Hey Guys, Simple question, is there a way to make it so a user who has Service Administrator permissions in Office 365 and (Recipients Role, Distribution Groups Role) in Exchange Online RBAC can modify group membership for Office 365 Groups? 

 

Here is the error the user is getting when trying to modify an Office 365 Group: 

 

 

 

Is there anyway to allow a user to modify group membership for Office 365 groups without granting user management role? 

 

Thanks, 

 

Robert

  • VasilMichev's avatar
    VasilMichev
    Mar 28, 2018

    The problem is Groups are not Exchange objects, they are AAD objects.
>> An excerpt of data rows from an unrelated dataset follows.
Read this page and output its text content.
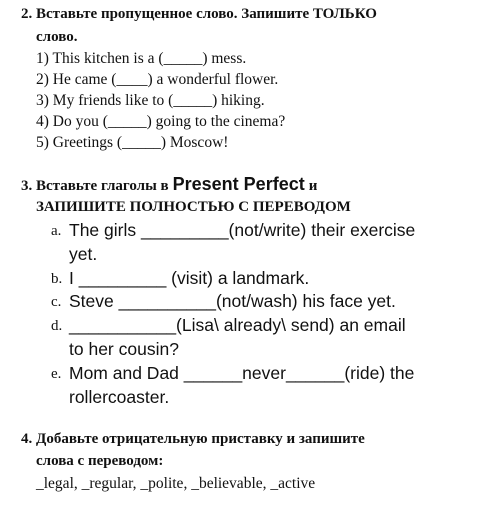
2. Вставьте пропущенное слово. Запишите ТОЛЬКО
слово.
1) This kitchen is a (_____) mess.
2) He came (____) a wonderful flower.
3) My friends like to (_____) hiking.
4) Do you (_____) going to the cinema?
5) Greetings (_____) Moscow!
3. Вставьте глаголы в Present Perfect и
ЗАПИШИТЕ ПОЛНОСТЬЮ С ПЕРЕВОДОМ
a. The girls _________(not/write) their exercise
yet.
b. I _________ (visit) a landmark.
c. Steve __________(not/wash) his face yet.
d. ___________(Lisa\ already\ send) an email
to her cousin?
e. Mom and Dad ______never______(ride) the
rollercoaster.
4. Добавьте отрицательную приставку и запишите
слова с переводом:
_legal, _regular, _polite, _believable, _active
While you can certainly govern some settings via the ExO cmdlets, AAD remains the source of authority, thus the portal requires you to have the necessary permissions to run the corresponding AAD cmdlets/API calls.

     

    That said, if you are OK with using the EAC or PowerShell, you can certainly use an Exchange admin (or non-admin with the relevant permissions) to manage them. All you need is to have the Mail Recipients role assigned.

14 Replies

  • Well, according to the error you are getting, you need to be at least EXO Administrator + User Administrator so I guess that User Role is not enough
    • Robert Bollinger's avatar
      Robert Bollinger
      Iron Contributor
      Right. If i add the user administrator role it works as expected. I just need to know if there is a way to make it so a non-admin (who has all the exchange role group permissions) can edit Office 365 Group membership.
      • VasilMichev's avatar
        VasilMichev
        MVP

        The problem is Groups are not Exchange objects, they are AAD objects. While you can certainly govern some settings via the ExO cmdlets, AAD remains the source of authority, thus the portal requires you to have the necessary permissions to run the corresponding AAD cmdlets/API calls.

         

        That said, if you are OK with using the EAC or PowerShell, you can certainly use an Exchange admin (or non-admin with the relevant permissions) to manage them. All you need is to have the Mail Recipients role assigned.